In una di quelle pause, accese una sigaretta e voltatosi, vedendomi sulla soglia, mi invitò a entrare.

Indugiai un istante intimidito dall’anziano immerso in quel suo regno appartato e misterioso. Estrasse da una credenza un involucro dalla carta argentata, mi porse un quadratino di cioccolata.

Con un sorriso appena accennato disse – L’ho portata dalla Francia, è molto buona -.

Il gusto del cacao mi scivolo’ in gola amarognolo impastandomi le papille di incanto.

Come sapeva di Francia quel dolce amaro, di altre contrade, d’altri cieli, altri mari.

Carlito il confine lo passò una notte di aprile nascosto dentro un carro merci.

Alle prime luci dell’alba attraverso le fessure del vagone vide il mare, un’immensa distesa grigia, languida, fredda, che occupava l’intera visuale e gli mise addosso un infantile sconforto.

S’accascio’ sul pavimento sudicio, rinserrato nel pesante cappotto non cercò neppure di trattenere le lacrime e al rullio del treno si addormentò.

Si destò quando il convoglio rallentò stridendo sulle rotaie, raccolse in fretta le sue poche cose e scese gettandosi lungo la scarpata in aperta campagna.

Seguendo i binari si mise in cammino verso il centro abitato. Giunse al porto a mezzogiorno e in mezzo alla confusione, tra gente sconosciuta, sulle banchine, davanti a tante vele spiegate, la città bianca, accarezzata da uno screziato sole, lo animò.

Estrasse dalla tasca interna della giacca un foglietto dove era scritto un indirizzo, lo mostrò ad un passante il quale, con gesti precisi, gli indicò la strada che doveva raggiungere.
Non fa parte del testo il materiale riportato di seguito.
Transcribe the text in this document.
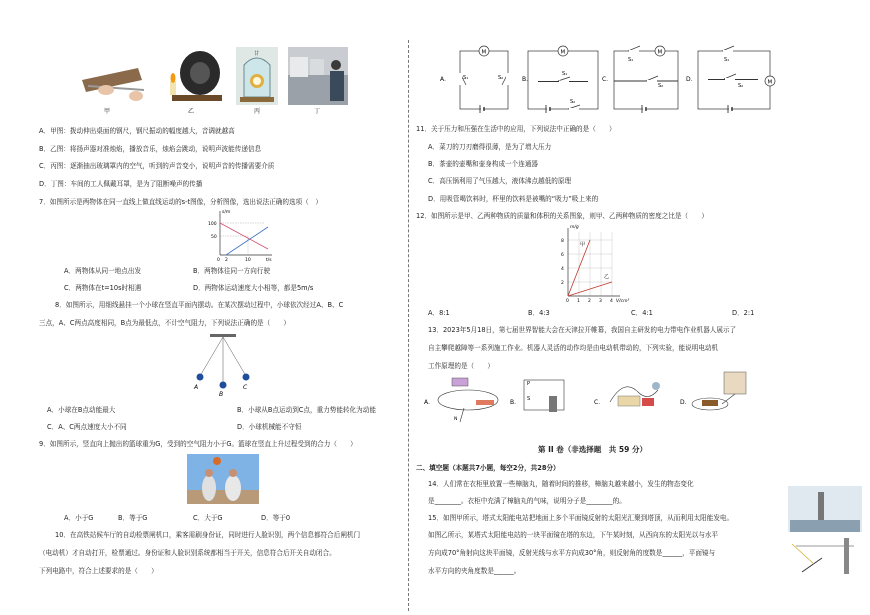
甲	乙
甘
丙	丁
A．甲图：拨动伸出桌面的钢尺，钢尺振动的幅度越大，音调就越高
B．乙图：将扬声器对准烛焰，播放音乐，烛焰会跳动，说明声波能传递信息
C．丙图：逐渐抽出玻璃罩内的空气，听到的声音变小，说明声音的传播需要介质
D．丁图：车间的工人佩戴耳罩，是为了阻断噪声的传播
7．如图所示是两物体在同一直线上做直线运动的s-t图像，分析图像，选出说法正确的选项（　）
s/m
t/s
100
50
0 2	10
A．两物体从同一地点出发	B．两物体往同一方向行驶
C．两物体在t=10s时相遇	D．两物体运动速度大小相等，都是5m/s
8．如图所示，用细线悬挂一个小球在竖直平面内摆动。在某次摆动过程中，小球依次经过A、B、C
三点，A、C两点高度相同，B点为最低点，不计空气阻力，下列说法正确的是（　　）
A
B
C
A．小球在B点动能最大	B．小球从B点运动到C点，重力势能转化为动能
C．A、C两点速度大小不同	D．小球机械能不守恒
9．如图所示，竖直向上抛出的篮球重为G，受到的空气阻力小于G。篮球在竖直上升过程受到的合力（　　）
A．小于G	B．等于G	C．大于G	D．等于0
10．在高铁站候车厅的自动检票闸机口，乘客需刷身份证，同时进行人脸识别，两个信息都符合后闸机门
（电动机）才自动打开，检票通过。身份证和人脸识别系统都相当于开关，信息符合后开关自动闭合。
下列电路中，符合上述要求的是（　　）
M
S₁	S₂
A．
M
S₁
S₂
B．
M
S₁
S₂
C．	M
S₁
S₂
D．
11．关于压力和压强在生活中的应用，下列说法中正确的是（　　）
A．菜刀的刀刃磨得很薄，是为了增大压力
B．茶壶的壶嘴和壶身构成一个连通器
C．高压锅利用了气压越大，液体沸点越低的原理
D．用吸管喝饮料时，杯里的饮料是被嘴的“吸力”吸上来的
12．如图所示是甲、乙两种物质的质量和体积的关系图象，则甲、乙两种物质的密度之比是（　　）
甲
乙
m/g
V/cm³
8
6
4
2
0 1 2 3 4
A．8:1	B．4:3	C．4:1	D．2:1
13．2023年5月18日，第七届世界智能大会在天津拉开帷幕，我国自主研发的电力带电作业机器人展示了
自主攀爬越障等一系列施工作业。机器人灵活的动作均是由电动机带动的，下列实验，能说明电动机
工作原理的是（　　）
A．
N
B．
P
S	C．	D．
第 II 卷（非选择题　共 59 分）
二、填空题（本题共7小题，每空2分，共28分）
14．人们常在衣柜里放置一些樟脑丸，随着时间的推移，樟脑丸越来越小，发生的物态变化
是________。衣柜中充满了樟脑丸的气味，说明分子是________的。
15．如图甲所示，塔式太阳能电站把地面上多个平面镜反射的太阳光汇聚到塔顶，从而利用太阳能发电。
如图乙所示，某塔式太阳能电站的一块平面镜在塔的东边，下午某时刻，从西向东的太阳光以与水平
方向成70°角射向这块平面镜，反射光线与水平方向成30°角，则反射角的度数是______，平面镜与
水平方向的夹角度数是______。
Era fuggito per un soffio all’agguato delle camicie nere. Qualcuno all’ultimo momento lo aveva avvertito.

Quando il manipolo con il manganello batte’ alla porta, Carlito era già lontano. In sella alla sua bicicletta, al chiaro di una smorta luna, stava attraversando la campagna, con il cuore in gola, volava verso la stazione ferroviaria.

L’uscio cedette sotto i colpi violenti dei vandali che, non riuscendo a scovare la loro vittima, si accanirono sulle cose. Distrussero tutto senza ritegno.
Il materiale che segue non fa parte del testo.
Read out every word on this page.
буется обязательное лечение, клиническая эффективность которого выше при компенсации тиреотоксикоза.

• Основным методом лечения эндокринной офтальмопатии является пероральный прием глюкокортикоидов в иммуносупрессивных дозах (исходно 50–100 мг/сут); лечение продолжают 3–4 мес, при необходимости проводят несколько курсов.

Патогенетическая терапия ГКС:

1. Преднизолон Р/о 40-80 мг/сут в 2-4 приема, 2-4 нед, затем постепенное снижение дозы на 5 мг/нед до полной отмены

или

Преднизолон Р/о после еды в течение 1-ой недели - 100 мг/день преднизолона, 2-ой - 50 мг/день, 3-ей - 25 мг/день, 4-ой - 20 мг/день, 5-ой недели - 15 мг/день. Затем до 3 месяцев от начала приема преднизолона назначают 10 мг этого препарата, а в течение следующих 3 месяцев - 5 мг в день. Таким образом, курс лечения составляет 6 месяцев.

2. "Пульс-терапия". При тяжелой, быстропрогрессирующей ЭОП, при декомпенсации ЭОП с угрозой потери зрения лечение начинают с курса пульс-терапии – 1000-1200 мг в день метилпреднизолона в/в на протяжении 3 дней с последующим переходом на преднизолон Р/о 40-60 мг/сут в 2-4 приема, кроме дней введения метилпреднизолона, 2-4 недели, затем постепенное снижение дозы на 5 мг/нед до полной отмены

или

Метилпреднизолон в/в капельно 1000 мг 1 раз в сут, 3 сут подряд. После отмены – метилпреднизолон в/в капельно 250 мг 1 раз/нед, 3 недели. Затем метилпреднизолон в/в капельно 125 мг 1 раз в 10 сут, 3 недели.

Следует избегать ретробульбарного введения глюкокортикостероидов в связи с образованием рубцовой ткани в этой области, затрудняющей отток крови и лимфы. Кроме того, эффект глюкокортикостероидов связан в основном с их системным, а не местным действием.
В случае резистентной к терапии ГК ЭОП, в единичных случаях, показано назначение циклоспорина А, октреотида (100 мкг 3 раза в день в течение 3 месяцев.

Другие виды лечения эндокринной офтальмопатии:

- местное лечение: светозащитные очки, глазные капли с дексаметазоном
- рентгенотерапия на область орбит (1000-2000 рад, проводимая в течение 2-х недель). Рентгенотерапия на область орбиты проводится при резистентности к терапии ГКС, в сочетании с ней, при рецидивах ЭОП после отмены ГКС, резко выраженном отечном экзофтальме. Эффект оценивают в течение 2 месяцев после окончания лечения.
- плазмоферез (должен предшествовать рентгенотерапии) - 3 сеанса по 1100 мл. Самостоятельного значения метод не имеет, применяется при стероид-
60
Dopo il fatidico Settembre, Carlito tornò alla sua casa e lo scempio che si trovò di fronte, nelle stanze devastate dalla furia fascista, lo raggelò. Non avevano risparmiato nulla, sembrava di essere in un campo di battaglia, mancavano solo i morti.

Impiegò giorni per pulire e riordinare le poche cose rimaste integre, qualche suppellettile, una sedia, una foto in cornice della madre, che estrasse indenne dalle macerie sul pavimento.
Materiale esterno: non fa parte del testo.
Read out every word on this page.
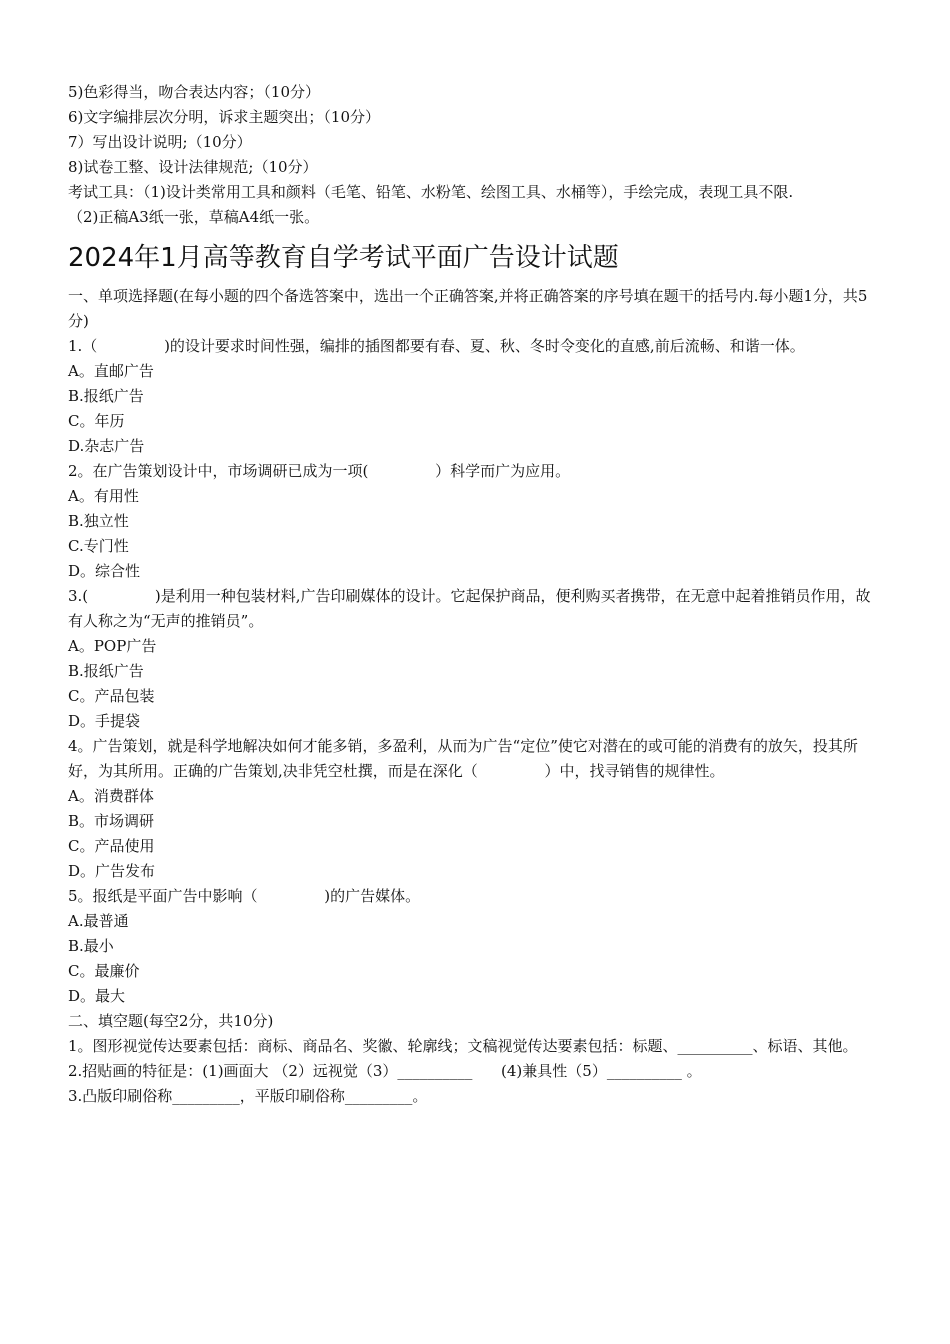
5)色彩得当，吻合表达内容；（10分）
6)文字编排层次分明，诉求主题突出；（10分）
7）写出设计说明;（10分）
8)试卷工整、设计法律规范;（10分）
考试工具：（1)设计类常用工具和颜料（毛笔、铅笔、水粉笔、绘图工具、水桶等），手绘完成，表现工具不限.
（2)正稿A3纸一张，草稿A4纸一张。
2024年1月高等教育自学考试平面广告设计试题
一、单项选择题(在每小题的四个备选答案中，选出一个正确答案,并将正确答案的序号填在题干的括号内.每小题1分，共5分)
1.（              )的设计要求时间性强，编排的插图都要有春、夏、秋、冬时令变化的直感,前后流畅、和谐一体。
A。直邮广告
B.报纸广告
C。年历
D.杂志广告
2。在广告策划设计中，市场调研已成为一项(              ）科学而广为应用。
A。有用性
B.独立性
C.专门性
D。综合性
3.(              )是利用一种包装材料,广告印刷媒体的设计。它起保护商品，便利购买者携带，在无意中起着推销员作用，故有人称之为“无声的推销员”。
A。POP广告
B.报纸广告
C。产品包装
D。手提袋
4。广告策划，就是科学地解决如何才能多销，多盈利，从而为广告“定位”使它对潜在的或可能的消费有的放矢，投其所好，为其所用。正确的广告策划,决非凭空杜撰，而是在深化（              ）中，找寻销售的规律性。
A。消费群体
B。市场调研
C。产品使用
D。广告发布
5。报纸是平面广告中影响（              )的广告媒体。
A.最普通
B.最小
C。最廉价
D。最大
二、填空题(每空2分，共10分)
1。图形视觉传达要素包括：商标、商品名、奖徽、轮廓线；文稿视觉传达要素包括：标题、__________、标语、其他。
2.招贴画的特征是：(1)画面大 （2）远视觉（3）__________      (4)兼具性（5）__________ 。
3.凸版印刷俗称_________，平版印刷俗称_________。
Se ne andò un’altra volta, sali’ in collina con i suoi compagni.

I suoi compagni avevano strani nomi. Lampus, Jimmi, Tarzan, Tigre, Lucifero, Morgan. Lui si chiamò Rosso, forse per via del colore dei capelli.

Mi mostrò una foto un poco scolorita che lo ritraeva insieme ad un altro uomo, in piedi, al colmo di un crinale. Indossava calzoni alla zuava, calzettoni e scarponi, una giacca militare, un sorriso largo gli illuminava il volto, l’altro, più alto di lui, vestiva un cappotto di pelle, aveva capelli lunghissimi, barba fluente, due occhi grandi e penetranti, entrambi tenevano in spalla lo sten.

-Questo è Morgan, il partigiano più coraggioso che ha combattuto sulle nostre colline – disse con voce tremula.

-Un uomo, un comandante dalla tempra eccezionale- continuò appassionato – i partigiani del paese non erano niente, rubagalline, gradassi senza meriti, imboscati.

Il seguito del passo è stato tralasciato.